Veamos otro ejemplo: con motivo del más reciente día de Halloween, La Vanguardia difundió un vídeo en el que daba instrucciones para disfrazarse «sin ofender a nadie». Se recomendaba no vestirse ni de gitano, ni de árabe… ni de indio de las praderas (opción denotada, en el vídeo, por un chico que se anudaba a la cabeza una cinta de colores de la que colgaba una pluma). Esta es una recomendación estándar en EE UU, por motivos parecidos a los del blackface. Pero ¿cuántos descendientes de los cherokee o de los apache hay en España? ¿Cuántos sioux de cuadragésima generación se podrían cruzar en el metro de Madrid o de Barcelona con alguien disfrazado de Caballo Loco? Y ¿cómo podemos asumir que el contexto no importa, que un disfraz de este tipo tiene la misma connotación histórica y cultural –y por lo tanto la misma capacidad de herir u ofender– en Ohio que en Albacete?

El problema de todo esto no es solo que dediquemos nuestras energías a debates que tienen poco sentido fuera de su contexto original, y cuyo impacto benéfico en nuestra sociedad será, por tanto, mínimo. El problema es que, además, esta fijación con debates lejanos hace que pasemos por alto cuestiones de nuestra sociedad que merecen atención. Sí, es lamentable que universidades anglosajonas retiren invitaciones a investigadores heterodoxos como Jordan Peterson ante la presión de estudiantes que no quieren oír opiniones que les resulten ofensivas (esto mismo sucedió en Cambridge hace unos meses). Pero en una universidad española es más probable que la amenaza a la libertad de expresión provenga de aprendices de Pablo Iglesias e Íñigo Errejón que organicen escraches a ponentes constitucionalistas (como hicieron estos dos líderes con Rosa Díez en 2010); o de sindicatos de estudiantes que, como ha sucedido recientemente en Cataluña, decidan secuestrar el derecho a la educación de los demás en nombre de una causa política. No es corrección política posmoderna, es un viejo autoritarismo al que nuestra sociedad nunca ha querido plantar cara.

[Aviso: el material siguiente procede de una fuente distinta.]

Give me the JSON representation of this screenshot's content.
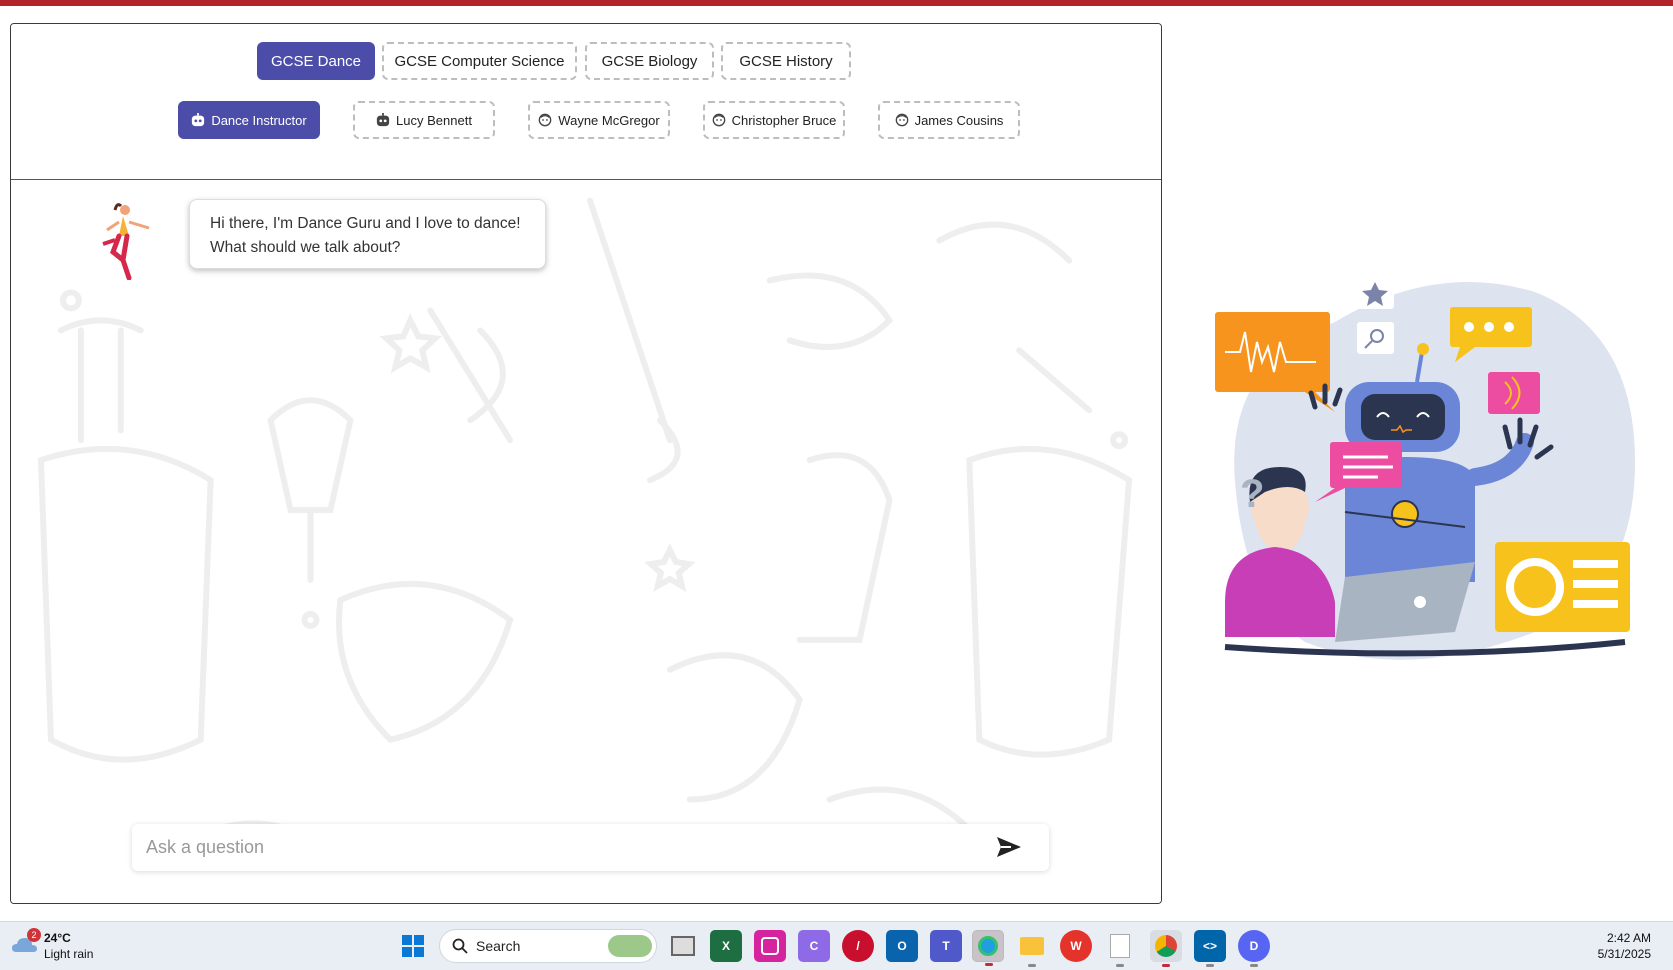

Estos puntos ciegos se encuentran incluso en la manera de hablar sobre minorías. Nos resultan escandalosas –y con razón– las declaraciones de Trump sobre los inmigrantes mexicanos; pero sorprende que no exista un debate más amplio acerca de cómo se trata en el día a día, o cómo se representa en nuestra cultura popular, a los inmigrantes latinoamericanos en España. Sirva una anécdota: hace un par de años escuché a unos universitarios burlarse de una compañera colombiana –que llevaba viviendo en Madrid desde que era niña– porque decía «computadora» en vez de «ordenador». Pese a la expresión de apuro de la chica, continuaron riéndose de otras variaciones léxicas que, según ellos, mostraban que los latinos hablan mal (sic). Tras el incidente me pregunté cuántas inmigrantes latinas de primera o segunda generación habrían escuchado burlas parecidas, y si esto no sería indicativo de un problema mayor al que convendría prestar atención. La pregunta, en fin, se puede formular de esta manera: ¿tiene sentido que dediquemos más espacio a hablar del blackface en Canadá que de la pervivencia en nuestra habla cotidiana de palabras como sudaca y panchito?

David Jiménez Torres es escritor, investigador y profesor de Humanidades en la Universidad Camilo José Cela. Es coordinador junto a Leticia Villamediana del libro The Configuration of the Spanish Public Sphere (Berghahn Books).